Le mercredi 15 novembre à 8h, une équipe de 5 ou 6 policiers ont arrêté le seul habitant présent à ce moment-là dans la maison Bardonne, située dans le quartier de la Jonction à Genève. Ensuite, le proprio, accompagné d’un huissier, lui a fait constaté que la maison n’était donc pas habitée (bien qu’occupée depuis 8 ans !). L’entreprise de déménagement mandatée par ce même véreux a alors évacué tout ce qui avait l’intérieur de la maison : matériel, affaires personnelles, nourriture… et tout cela dans la matinée. Trois vigiles d’une société publique (ah non pardon, ce mot c’est pas dans leur vocabulaire) sont alors postés en permanence devant l’entrée.

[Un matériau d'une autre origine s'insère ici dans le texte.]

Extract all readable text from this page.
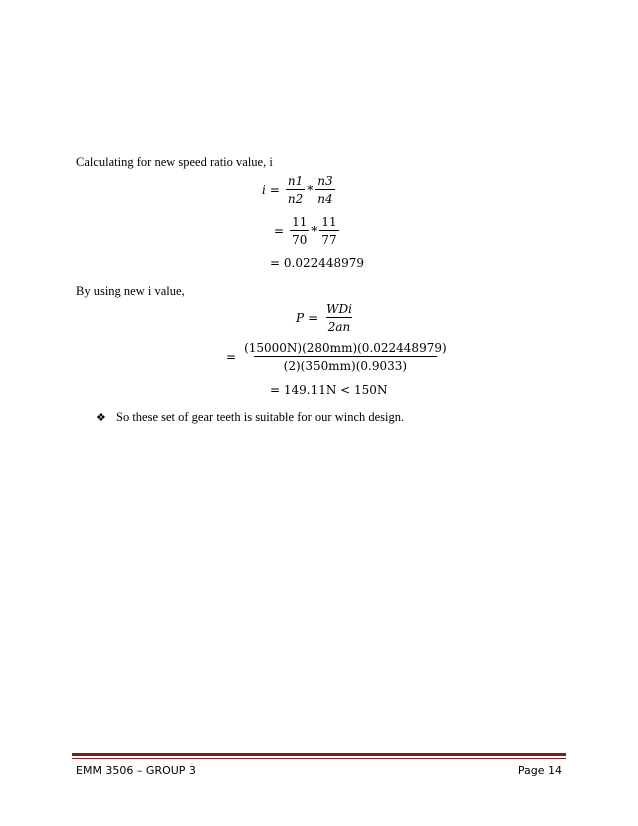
Calculating for new speed ratio value, i
$i = \frac{n1}{n2} * \frac{n3}{n4}$
= $\frac{11}{70} * \frac{11}{77}$
= 0.022448979
By using new i value,
$P = \frac{\text{WDi}}{2an}$
= $\frac{(15000N)(280mm)(0.022448979)}{(2)(350mm)(0.9033)}$
= 149.11N < 150N
❖ So these set of gear teeth is suitable for our winch design.
EMM 3506 – GROUP 3	Page 14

Les seuls mots sensés que le spéculateur écervelé a pu prononcé pour se défendre envers la trentaine de personnes venues en soutien furent :
- « Il y a 10 jours, j’ai écrit au procureur général et au juge d’instruction pour leur dire, qu’au prochain contrôle de police, si la maison était vide, nous récupérerions la maison »"

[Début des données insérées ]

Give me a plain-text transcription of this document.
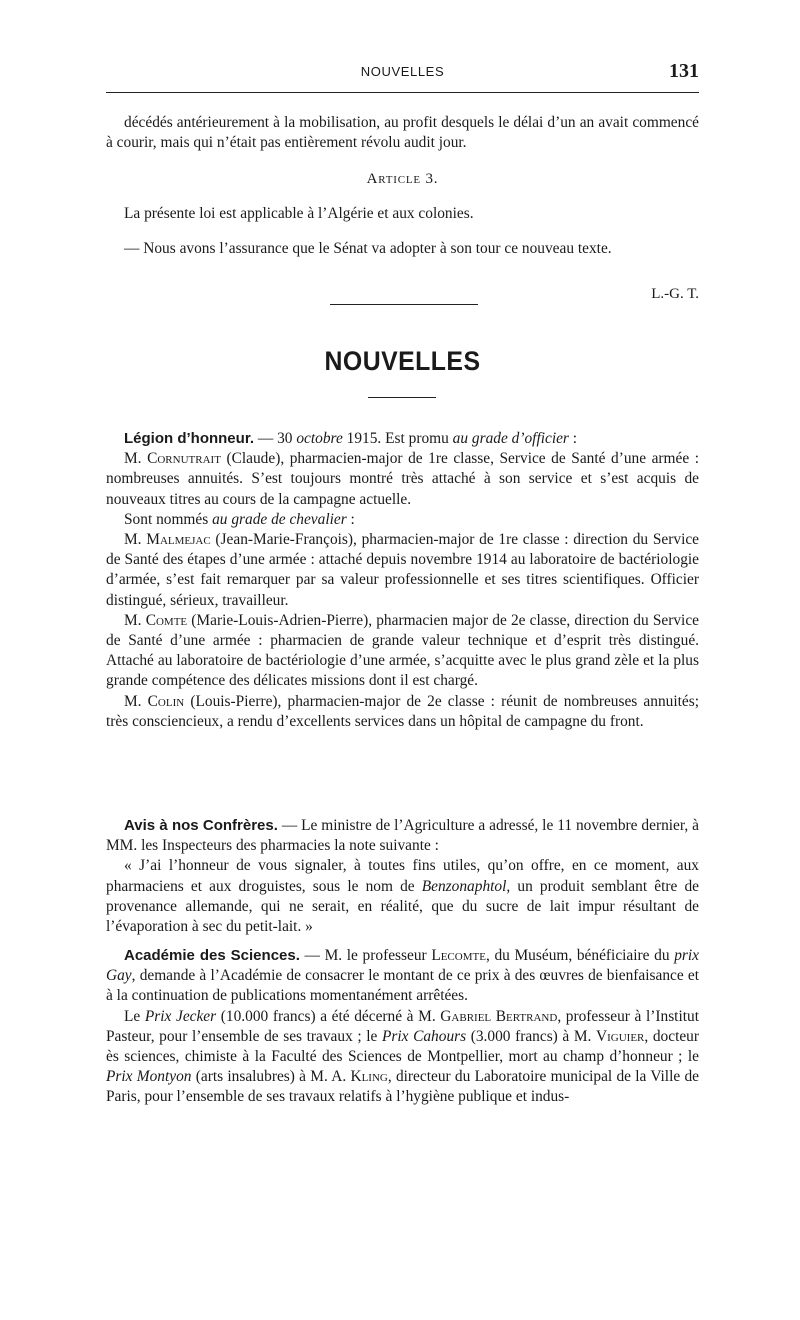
NOUVELLES	131

décédés antérieurement à la mobilisation, au profit desquels le délai d’un an avait commencé à courir, mais qui n’était pas entièrement révolu audit jour.

Article 3.

La présente loi est applicable à l’Algérie et aux colonies.

— Nous avons l’assurance que le Sénat va adopter à son tour ce nouveau texte.

L.-G. T.
NOUVELLES

Légion d’honneur. — 30 octobre 1915. Est promu au grade d’officier :

M. Cornutrait (Claude), pharmacien-major de 1re classe, Service de Santé d’une armée : nombreuses annuités. S’est toujours montré très attaché à son service et s’est acquis de nouveaux titres au cours de la campagne actuelle.

Sont nommés au grade de chevalier :

M. Malmejac (Jean-Marie-François), pharmacien-major de 1re classe : direction du Service de Santé des étapes d’une armée : attaché depuis novembre 1914 au laboratoire de bactériologie d’armée, s’est fait remarquer par sa valeur professionnelle et ses titres scientifiques. Officier distingué, sérieux, travailleur.

M. Comte (Marie-Louis-Adrien-Pierre), pharmacien major de 2e classe, direction du Service de Santé d’une armée : pharmacien de grande valeur technique et d’esprit très distingué. Attaché au laboratoire de bactériologie d’une armée, s’acquitte avec le plus grand zèle et la plus grande compétence des délicates missions dont il est chargé.

M. Colin (Louis-Pierre), pharmacien-major de 2e classe : réunit de nombreuses annuités; très consciencieux, a rendu d’excellents services dans un hôpital de campagne du front.

Avis à nos Confrères. — Le ministre de l’Agriculture a adressé, le 11 novembre dernier, à MM. les Inspecteurs des pharmacies la note suivante :

« J’ai l’honneur de vous signaler, à toutes fins utiles, qu’on offre, en ce moment, aux pharmaciens et aux droguistes, sous le nom de Benzonaphtol, un produit semblant être de provenance allemande, qui ne serait, en réalité, que du sucre de lait impur résultant de l’évaporation à sec du petit-lait. »

Académie des Sciences. — M. le professeur Lecomte, du Muséum, bénéficiaire du prix Gay, demande à l’Académie de consacrer le montant de ce prix à des œuvres de bienfaisance et à la continuation de publications momentanément arrêtées.

Le Prix Jecker (10.000 francs) a été décerné à M. Gabriel Bertrand, professeur à l’Institut Pasteur, pour l’ensemble de ses travaux ; le Prix Cahours (3.000 francs) à M. Viguier, docteur ès sciences, chimiste à la Faculté des Sciences de Montpellier, mort au champ d’honneur ; le Prix Montyon (arts insalubres) à M. A. Kling, directeur du Laboratoire municipal de la Ville de Paris, pour l’ensemble de ses travaux relatifs à l’hygiène publique et indus-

- « eh, pourtant, il y a une personne qui y habite, et que t’as trouvé devant ton nez, c’est synonyme de maison vide ! »,
Le jeudi 16 novembre, à 12h, comme depuis 3 semaine une cantine populaire était organisée (devant la maison cette fois, et plus dedans !). Elle a été agrémentée d’une banderole sur le portail d’entrée "Expulsion qui détruit notre quartier" ; et d’une réoccupation symbolique du jardin pour terminer notre repas au vert, après avoir évacué les 3 "sécuritas", retirer une partie du grillage et les 2 pancartes "Securite HD-zone privée". La milice privée appellant à la rescousse la milice d’état, nous mettons les voiles a 13h30 lors de l’arrivée de 2 brigadiers de la police des squats ! Est ainsi évité tout contrôle d’identité ou arrestation.
Cette évacuation de maison, qui devait être inaugurée en "centre social autonome" mercredi prochain, est triste, bien sûr, comme toutes les autres…Mais ce qui est important à relever est que c’est la 2° évacuation illégale depuis 1 mois à Genève (en Suisse, le procureur de la république doit toujours signé un avis d’évacuation qui doit être adressé aux habitant-es au minimum 2 semaines avant la date).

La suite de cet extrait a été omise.